February 25, 2022 at 10:30am CST
This seminar will be held online.
Online: Find the meeting link in the calendar buttons below or request a link from costa@ig.utexas.edu. You must be logged in to a Zoom account (why do I need to sign in?).
Host: Yuko Okumura
Title: Paleo-reconstructions of Pacific climate – the global pacemaker and Achilles heel of climate projections
Abstract: Studying past ocean dynamics is vital for constraining future climate change. I use the geochemistry of fossil shells found in marine sediment to reconstruct past ocean conditions.
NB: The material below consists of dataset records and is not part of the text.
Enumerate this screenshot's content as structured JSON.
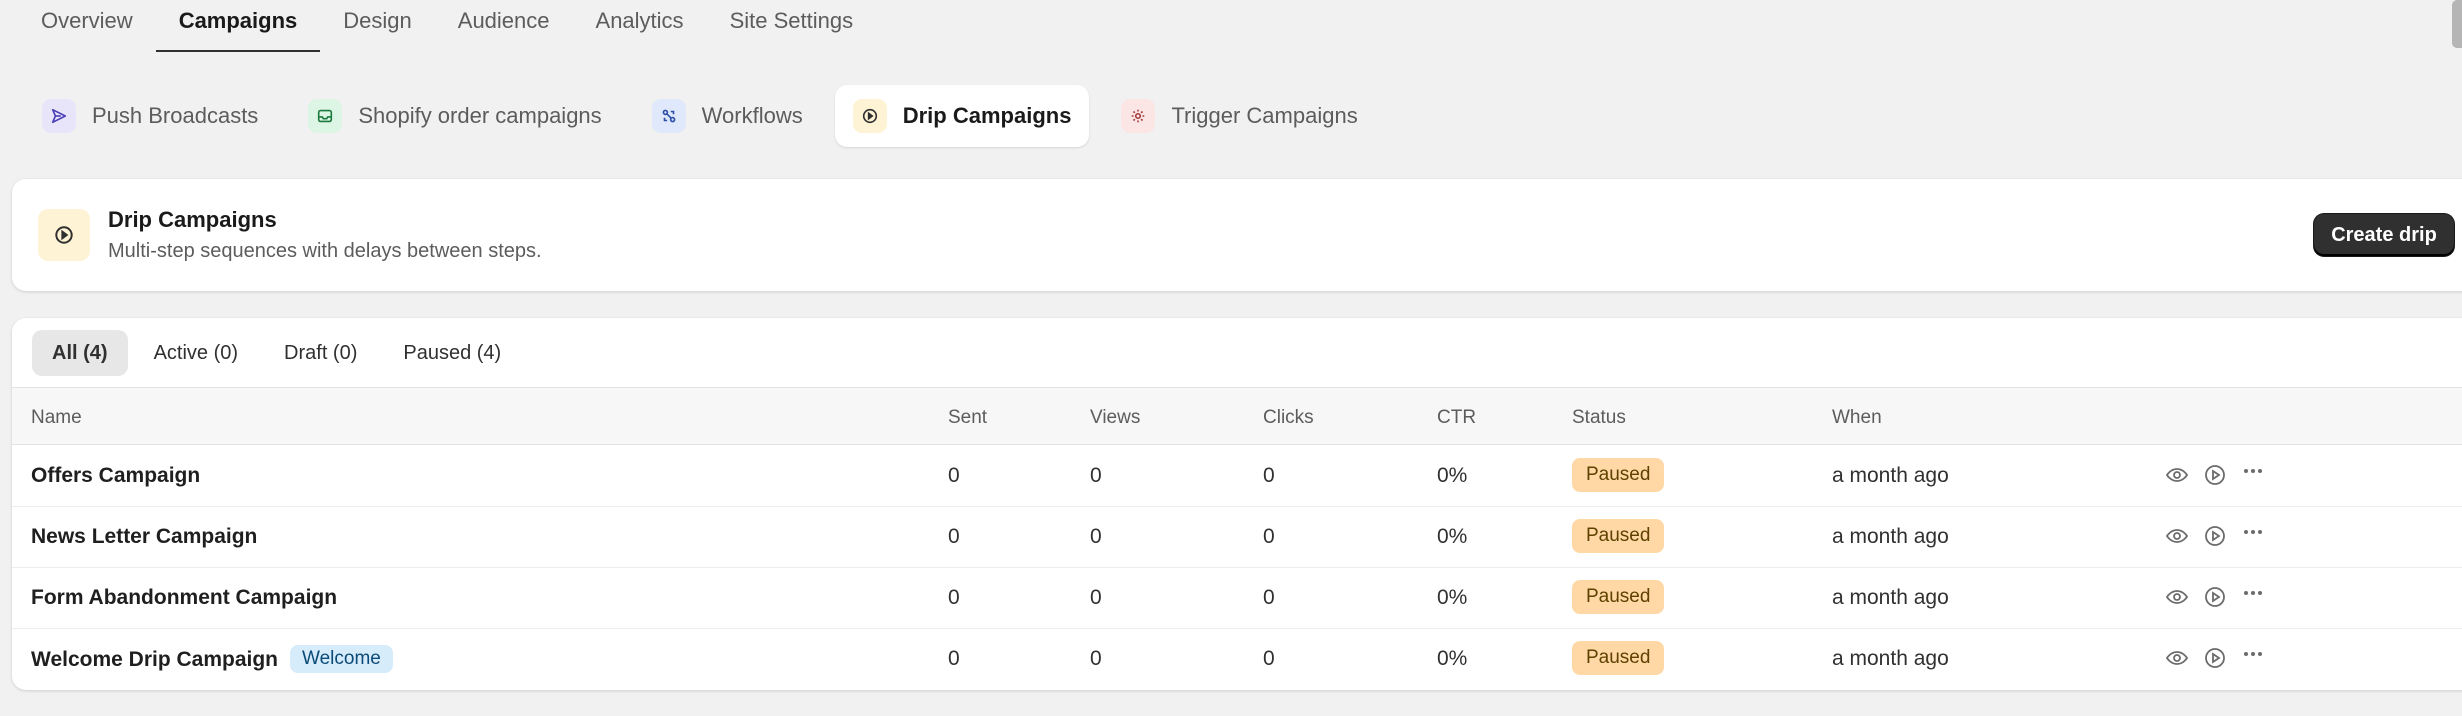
{
  "top_nav": {
    "tabs": [
      {
        "label": "Overview"
      },
      {
        "label": "Campaigns",
        "active": true
      },
      {
        "label": "Design"
      },
      {
        "label": "Audience"
      },
      {
        "label": "Analytics"
      },
      {
        "label": "Site Settings"
      }
    ]
  },
  "sub_tabs": [
    {
      "label": "Push Broadcasts",
      "icon": "send-icon",
      "icon_bg": "#e8e5fb",
      "icon_color": "#4a3fb5"
    },
    {
      "label": "Shopify order campaigns",
      "icon": "inbox-icon",
      "icon_bg": "#dcf5e4",
      "icon_color": "#1d7a3e"
    },
    {
      "label": "Workflows",
      "icon": "workflow-icon",
      "icon_bg": "#e0e8fb",
      "icon_color": "#2d4fa8"
    },
    {
      "label": "Drip Campaigns",
      "icon": "play-circle-icon",
      "icon_bg": "#fff3d6",
      "icon_color": "#303030",
      "active": true
    },
    {
      "label": "Trigger Campaigns",
      "icon": "gear-icon",
      "icon_bg": "#fbe5e5",
      "icon_color": "#a33a3a"
    }
  ],
  "header": {
    "title": "Drip Campaigns",
    "subtitle": "Multi-step sequences with delays between steps.",
    "create_label": "Create drip"
  },
  "filters": [
    {
      "label": "All (4)",
      "active": true
    },
    {
      "label": "Active (0)"
    },
    {
      "label": "Draft (0)"
    },
    {
      "label": "Paused (4)"
    }
  ],
  "table": {
    "columns": [
      "Name",
      "Sent",
      "Views",
      "Clicks",
      "CTR",
      "Status",
      "When"
    ],
    "rows": [
      {
        "name": "Offers Campaign",
        "tag": "",
        "sent": "0",
        "views": "0",
        "clicks": "0",
        "ctr": "0%",
        "status": "Paused",
        "when": "a month ago"
      },
      {
        "name": "News Letter Campaign",
        "tag": "",
        "sent": "0",
        "views": "0",
        "clicks": "0",
        "ctr": "0%",
        "status": "Paused",
        "when": "a month ago"
      },
      {
        "name": "Form Abandonment Campaign",
        "tag": "",
        "sent": "0",
        "views": "0",
        "clicks": "0",
        "ctr": "0%",
        "status": "Paused",
        "when": "a month ago"
      },
      {
        "name": "Welcome Drip Campaign",
        "tag": "Welcome",
        "sent": "0",
        "views": "0",
        "clicks": "0",
        "ctr": "0%",
        "status": "Paused",
        "when": "a month ago"
      }
    ]
  },
  "colors": {
    "paused_badge": "#ffd8a6",
    "tag_bg": "#d6ecfb",
    "primary_button": "#303030"
  }
}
During the mid-Pliocene warm period (~3 million years ago), global temperatures were 2-3°C warmer than today and CO2 is estimated to be similar to higher to today, making it a pseudo-analog for future climate change. In this talk I will present two data-model comparisons looking at Pacific deep ocean carbon cycling and tropical dynamics. Today in the North Pacific no deep water forms because of a strong halocline, but North Pacific Deep Water may have existed during the mid-Pliocene warm period. New results combined with previously published carbon isotope records show a spatial pattern consistent with a North Pacific Deep Water ventilating the deep ocean. Although the modelled Pliocene ocean maintains a carbon budget similar to the present, the change in deep ocean circulation configuration causes pronounced downstream changes in biogeochemistry in the tropical Pacific. Proxy data show the tropical Pacific had a reduced zonal temperature gradient and a deep thermocline; because this configuration looks similar to a modern El Niño event, this mean state is called “El Padre”. Models that best match with the proxy data dynamically link the eastern tropical Pacific sea surface temperature and thermocline. Future work includes using carbon models to understand deep ocean carbon storage and exploring climate transitions during the Northern Hemisphere Glaciation, mid-Pleistocene Transition and mid-Brunhes Event.